La Wallonie rabote le budget R&D des unifs

©Thierry du Bois

Avec la fin du Plan Marshall en 2014, rien n’est prévu au budget 2015 pour divers programmes de recherche dans les universités subventionnées jusqu’à présent. Elles se voient privées d’une enveloppe de près de 30 millions.

C’est l’inquiétude chez les recteurs d’université. Selon nos informations, même si le gouvernement wallon a établi les différents axes du Plan Marshall 4.0, rien n’est (encore) prévu au budget 2015 pour assurer le financement de divers programmes de recherche réalisés dans les universités. Il en ressort donc un sérieux assèchement du canal de financement des institutions universitaires. "Le plan Marshall actuel a prévu des moyens de paiement et de financement au profit de différents programmes, mais avec la fin du plan en 2014, plusieurs mesures n’ont pas été reconduites et rien n’a été budgété pour 2015", nous a confié Didier Paquot, directeur du département économique de l’Union wallonne des entreprises (UWE) et membre du bureau du Conseil wallon de la politique scientifique (CPS).
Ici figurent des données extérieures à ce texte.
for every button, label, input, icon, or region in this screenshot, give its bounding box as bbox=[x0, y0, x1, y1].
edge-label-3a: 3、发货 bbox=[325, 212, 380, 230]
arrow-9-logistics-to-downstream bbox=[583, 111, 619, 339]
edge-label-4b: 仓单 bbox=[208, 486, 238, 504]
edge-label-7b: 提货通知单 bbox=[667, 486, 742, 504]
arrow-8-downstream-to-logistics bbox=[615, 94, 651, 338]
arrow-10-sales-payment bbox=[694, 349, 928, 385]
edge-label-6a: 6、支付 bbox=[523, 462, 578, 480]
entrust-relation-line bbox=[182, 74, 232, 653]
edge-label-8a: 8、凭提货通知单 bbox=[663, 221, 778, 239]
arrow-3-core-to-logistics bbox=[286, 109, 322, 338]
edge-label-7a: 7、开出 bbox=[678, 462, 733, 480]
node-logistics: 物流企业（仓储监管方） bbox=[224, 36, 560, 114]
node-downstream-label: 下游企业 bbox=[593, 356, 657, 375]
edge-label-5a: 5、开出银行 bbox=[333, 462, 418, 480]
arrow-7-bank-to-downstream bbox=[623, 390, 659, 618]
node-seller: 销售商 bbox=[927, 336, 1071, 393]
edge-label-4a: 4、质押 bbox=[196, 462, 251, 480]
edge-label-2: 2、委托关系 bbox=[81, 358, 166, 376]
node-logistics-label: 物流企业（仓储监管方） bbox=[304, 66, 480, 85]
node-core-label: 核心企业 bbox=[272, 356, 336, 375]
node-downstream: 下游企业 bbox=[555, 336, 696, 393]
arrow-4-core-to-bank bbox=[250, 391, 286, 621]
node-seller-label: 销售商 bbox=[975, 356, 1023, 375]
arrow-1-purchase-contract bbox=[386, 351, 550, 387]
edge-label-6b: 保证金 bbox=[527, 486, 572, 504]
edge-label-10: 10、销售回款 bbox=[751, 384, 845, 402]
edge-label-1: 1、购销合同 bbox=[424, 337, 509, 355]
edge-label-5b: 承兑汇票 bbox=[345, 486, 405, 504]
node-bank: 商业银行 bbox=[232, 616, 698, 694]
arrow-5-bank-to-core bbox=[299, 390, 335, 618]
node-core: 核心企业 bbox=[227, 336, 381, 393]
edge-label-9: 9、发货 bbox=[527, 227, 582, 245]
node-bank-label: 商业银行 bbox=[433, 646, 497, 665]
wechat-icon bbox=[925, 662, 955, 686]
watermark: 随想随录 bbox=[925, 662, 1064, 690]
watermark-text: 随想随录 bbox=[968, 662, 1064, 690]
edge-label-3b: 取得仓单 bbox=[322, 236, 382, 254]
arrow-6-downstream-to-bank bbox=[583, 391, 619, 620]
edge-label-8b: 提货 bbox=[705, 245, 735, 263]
L’analyse du budget initial 2015 de la Wallonie indique que les programmes d’excellence universitaire perdent leur dotation annuelle de 11 millions d’euros. Or, ces programmes ont pour objectif de concentrer d’importants moyens au sein des laboratoires de recherche universitaires reconnus pour leur excellence scientifique et les aider dans leur capacité à valoriser les résultats des travaux. La Wallonie a lancé huit programmes d’excellence au cours des dernières années, dont trois dans le cadre du Plan Marshall.

Création de spin-offs menacée

Même constat de réduction de fonds pour les programmes mobilisateurs, dont le but est de renforcer le potentiel scientifique des universités, des hautes écoles ainsi que des centres publics de recherche et des centres agréés. Ils perdent 6,3 millions. Le financement des chercheurs post-doctorat est raboté d’un montant de 3,7 millions d’euros et les programmes First risquent de se passer d’une enveloppe de 3,5 millions d’euros dont les universités ont besoin pour assurer leur renforcement. La perte concerne ici le programme First Spin-off, qui permet à un laboratoire (lié à une université ou à une haute école) de mener à bien une recherche orientée vers la création d’une nouvelle activité. La dotation pour le programme Welbio (recherche clinique) est réduit de 5 millions d’euros en 2015 sur une enveloppe totale de 6 millions.

Emplois de chercheurs mis à mal

Au total, ce sont au moins près de 30 millions d’euros de subventions que la Région wallonne enlève aux universités en 2015 par rapport 2014. La question est de savoir si le nouveau décret de soutien à la recherche pour la législature 2014-2019 comportera des mesures de soutien pour combler le manque à gagner des universités en matière de recherche. "Ce sont des moyens annuels et leur perte pourrait compromettre le contrat de plusieurs chercheurs dont les travaux de recherche sont justement financés par ces moyens", déplore Didier Paquot.

Ces décisions tombent à un moment où le CPS relève dans son 5e rapport d’évaluation ("L’Echo" du 4 décembre) la faiblesse des dépenses publiques au profit de la R&D. Elles sont de 0,7% du PIB, alors que l’objectif européen est de 1%.

Par ailleurs, le personnel R&D (chercheurs, techniciens, etc.) en Fédération Wallonie-Bruxelles est le plus bas des pays de l’Union européenne à 15. Il représente 1,72% de l’emploi global, soit 15.000 personnes. "Au moment où les universités sont confrontées à un définancement, la réduction des subventions est une catastrophe pour elles. Elle démontre que la Région wallonne ne soutient pas réellement les universités. Grâce à ces programmes, nous avons la possibilité d’obtenir du financement en dehors de l’enveloppe fermée de la Fédération Wallonie-Bruxelles, cette source est donc en train de tarir. La continuité des contrats d’un certain nombre de chercheurs sera mise à mal", regrette Yves Poullet, recteur de l’Université de Namur.

Une réunion est prévue début janvier entre le ministre wallon et de la Fédération Wallonie-Bruxelles Jean-Claude Marcourt (PS, Enseignement supérieur, Recherche) et les dirigeants des universités.